Lucas knew himself to be indisputably middle class: father a bank manager, home in a leafy suburb, attendance at a minor public school. Except that he had displayed revisionist tendencies quite early on: he wouldn’t join the Cubs, he played rugby and cricket only under duress, he haunted the local public library. As an only child, he received much parental attention. His father was disturbed by what he saw as a bolshie streak; his mother was more tolerant. She was a woman of large energies and no qualifications. In another age, she would have swept to the helm of some organization. As it was, denied the possibility of a job commitment, she became a vigorous worker for local charities. When Lucas’s father died of a heart attack at fifty, she was able to make such interests a full-time commitment, disappearing every day to serve the Red Cross, Dr. Barnardo’s, the NSPCC.

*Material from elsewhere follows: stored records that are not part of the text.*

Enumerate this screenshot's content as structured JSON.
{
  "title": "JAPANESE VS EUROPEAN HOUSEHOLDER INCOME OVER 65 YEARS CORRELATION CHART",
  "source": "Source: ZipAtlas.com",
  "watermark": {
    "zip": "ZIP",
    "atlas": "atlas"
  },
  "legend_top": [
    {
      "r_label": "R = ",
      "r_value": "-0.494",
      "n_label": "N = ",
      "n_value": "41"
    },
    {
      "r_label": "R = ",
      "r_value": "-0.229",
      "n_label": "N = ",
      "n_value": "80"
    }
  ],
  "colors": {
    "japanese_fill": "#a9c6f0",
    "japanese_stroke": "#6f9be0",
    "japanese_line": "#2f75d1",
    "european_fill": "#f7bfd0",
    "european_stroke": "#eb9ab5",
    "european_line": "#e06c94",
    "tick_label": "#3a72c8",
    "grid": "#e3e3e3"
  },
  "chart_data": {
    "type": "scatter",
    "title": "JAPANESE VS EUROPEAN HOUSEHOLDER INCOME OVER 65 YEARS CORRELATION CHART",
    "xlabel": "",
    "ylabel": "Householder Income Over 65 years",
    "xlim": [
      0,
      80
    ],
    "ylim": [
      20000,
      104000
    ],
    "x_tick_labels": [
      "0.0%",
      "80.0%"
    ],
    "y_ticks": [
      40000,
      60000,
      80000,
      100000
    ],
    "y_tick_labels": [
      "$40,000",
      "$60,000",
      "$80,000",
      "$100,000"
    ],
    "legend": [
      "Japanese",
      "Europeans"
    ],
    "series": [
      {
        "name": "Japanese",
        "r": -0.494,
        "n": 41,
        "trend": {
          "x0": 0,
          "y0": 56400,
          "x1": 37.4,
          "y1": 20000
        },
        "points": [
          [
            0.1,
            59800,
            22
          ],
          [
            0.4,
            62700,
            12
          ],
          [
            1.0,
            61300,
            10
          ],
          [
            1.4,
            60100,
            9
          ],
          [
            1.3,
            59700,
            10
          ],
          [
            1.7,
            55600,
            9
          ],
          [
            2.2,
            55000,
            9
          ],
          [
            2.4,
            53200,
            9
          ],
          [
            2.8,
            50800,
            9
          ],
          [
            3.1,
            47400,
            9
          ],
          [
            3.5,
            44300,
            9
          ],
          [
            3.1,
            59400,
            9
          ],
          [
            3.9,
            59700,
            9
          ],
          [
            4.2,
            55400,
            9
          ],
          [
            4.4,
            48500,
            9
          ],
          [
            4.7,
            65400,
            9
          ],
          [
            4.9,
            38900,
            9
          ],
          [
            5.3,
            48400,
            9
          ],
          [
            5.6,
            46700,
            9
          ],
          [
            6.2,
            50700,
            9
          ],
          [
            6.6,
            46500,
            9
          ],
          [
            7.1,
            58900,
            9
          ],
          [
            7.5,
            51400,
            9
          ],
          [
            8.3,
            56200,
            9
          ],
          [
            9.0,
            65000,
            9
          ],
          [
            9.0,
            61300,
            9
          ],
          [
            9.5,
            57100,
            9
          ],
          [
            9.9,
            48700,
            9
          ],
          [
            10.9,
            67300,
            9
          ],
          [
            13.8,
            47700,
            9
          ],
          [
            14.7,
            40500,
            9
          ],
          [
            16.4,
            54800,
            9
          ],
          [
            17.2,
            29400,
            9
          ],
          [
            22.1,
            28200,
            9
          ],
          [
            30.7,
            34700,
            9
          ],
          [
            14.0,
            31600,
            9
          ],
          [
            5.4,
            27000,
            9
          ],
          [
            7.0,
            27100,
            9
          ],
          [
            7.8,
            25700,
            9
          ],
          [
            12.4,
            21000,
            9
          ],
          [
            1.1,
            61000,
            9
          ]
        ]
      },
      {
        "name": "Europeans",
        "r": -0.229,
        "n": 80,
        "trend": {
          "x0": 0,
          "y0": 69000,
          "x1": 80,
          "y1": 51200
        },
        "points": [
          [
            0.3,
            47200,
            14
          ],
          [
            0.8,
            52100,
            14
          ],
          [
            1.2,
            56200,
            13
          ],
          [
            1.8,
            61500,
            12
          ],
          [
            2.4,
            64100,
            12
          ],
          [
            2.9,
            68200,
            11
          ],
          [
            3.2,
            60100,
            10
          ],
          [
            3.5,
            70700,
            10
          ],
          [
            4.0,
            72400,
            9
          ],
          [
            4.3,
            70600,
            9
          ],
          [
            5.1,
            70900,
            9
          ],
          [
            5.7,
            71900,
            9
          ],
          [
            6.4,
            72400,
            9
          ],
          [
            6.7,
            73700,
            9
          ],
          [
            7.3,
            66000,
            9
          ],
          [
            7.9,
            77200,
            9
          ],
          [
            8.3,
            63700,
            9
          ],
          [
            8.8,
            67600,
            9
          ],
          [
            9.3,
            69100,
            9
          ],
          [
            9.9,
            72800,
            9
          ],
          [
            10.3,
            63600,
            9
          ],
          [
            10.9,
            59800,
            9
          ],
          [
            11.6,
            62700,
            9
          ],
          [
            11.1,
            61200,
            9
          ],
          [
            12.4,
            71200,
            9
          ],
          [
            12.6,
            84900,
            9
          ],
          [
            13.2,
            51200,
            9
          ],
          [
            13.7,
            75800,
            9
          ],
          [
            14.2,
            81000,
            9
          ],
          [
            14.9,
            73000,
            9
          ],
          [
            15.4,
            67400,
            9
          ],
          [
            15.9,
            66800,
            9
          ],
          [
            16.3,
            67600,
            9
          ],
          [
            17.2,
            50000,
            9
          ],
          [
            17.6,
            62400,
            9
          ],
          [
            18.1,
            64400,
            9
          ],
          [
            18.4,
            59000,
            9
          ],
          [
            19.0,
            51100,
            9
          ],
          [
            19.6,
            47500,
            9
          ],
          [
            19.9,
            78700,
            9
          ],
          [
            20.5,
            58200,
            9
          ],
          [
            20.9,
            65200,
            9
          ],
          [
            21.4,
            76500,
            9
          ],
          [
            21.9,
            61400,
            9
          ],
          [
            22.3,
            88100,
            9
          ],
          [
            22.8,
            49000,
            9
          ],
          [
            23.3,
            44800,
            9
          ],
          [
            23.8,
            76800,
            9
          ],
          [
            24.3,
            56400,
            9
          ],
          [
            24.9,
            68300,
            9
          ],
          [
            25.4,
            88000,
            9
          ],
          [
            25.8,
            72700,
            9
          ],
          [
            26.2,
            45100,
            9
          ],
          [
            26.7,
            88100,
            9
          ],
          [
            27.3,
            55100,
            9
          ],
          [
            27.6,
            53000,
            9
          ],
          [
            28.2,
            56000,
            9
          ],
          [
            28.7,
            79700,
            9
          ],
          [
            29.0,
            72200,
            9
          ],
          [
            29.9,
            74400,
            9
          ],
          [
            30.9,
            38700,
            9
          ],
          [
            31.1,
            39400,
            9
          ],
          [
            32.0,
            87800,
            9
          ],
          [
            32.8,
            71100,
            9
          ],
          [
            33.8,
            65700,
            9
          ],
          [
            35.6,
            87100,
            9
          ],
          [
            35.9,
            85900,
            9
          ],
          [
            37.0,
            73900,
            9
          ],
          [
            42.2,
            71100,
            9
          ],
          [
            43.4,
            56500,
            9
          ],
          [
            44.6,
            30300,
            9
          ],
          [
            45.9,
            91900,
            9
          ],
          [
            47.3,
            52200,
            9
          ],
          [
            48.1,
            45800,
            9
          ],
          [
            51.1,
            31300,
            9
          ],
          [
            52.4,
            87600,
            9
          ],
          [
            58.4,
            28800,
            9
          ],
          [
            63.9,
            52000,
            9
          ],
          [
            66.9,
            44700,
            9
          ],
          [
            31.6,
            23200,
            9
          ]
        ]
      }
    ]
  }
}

At Oxford, Lucas fell in with sympathetic spirits. At last, it was all right to be besotted with books, to admire aspiring poets, to wear an open-necked shirt and corduroys, to sit up all night talking about art and literature. He joined the Fabian Society, and began to question the basis of his own circumstances. His father would have had a fit. His mother was more pragmatic; her own exposure to unsuspected areas of misery and distress through her commitment to good works had considerably tempered her outlook. “I’ll never vote Socialist,” she told Lucas. “But I can see their point.”

“Am I a snob?” he asked himself. “Are we snobs?” he had asked his friends, in those late-night sessions, wreathed in cigarette smoke. And they had decided that they were, but that this was not their fault. The case was put that you could be ideologically committed to Fabian beliefs, without being forced into comradeship with people from an alien background. “I’m just not compatible with working-class people,” said one young activist. “But I’d die on the barricades in their defense.” At the time Lucas had thought this comment unexceptionable but was perhaps slightly dismayed by the knowledge that he felt rather the same himself. His own dealings with those outside his class had been the routine contact with tradesmen, with shop assistants, with all those who serviced the world in which he lived, alongside a more familiar relationship with Joe, who came in to help his mother with the heavy garden work, and Mrs. Carter, who cleaned and did the washing and ironing. But now, at Oxford, he was alongside scholarship men, people his own age and in his own situation, who were doing what he was doing, who were his peers, but who had come from behind the invisible, unmentioned barrier; they spoke with what was called “an accent,” they were determined, hardworking, they could be truculent or contemptuous. He struck up a few friendships with such men, and found himself always a touch apologetic, vaguely defensive. He certainly did not feel superior; rather, it was as though he were guilty of some unstated generic offense which was not strictly his doing but for which he must carry the can.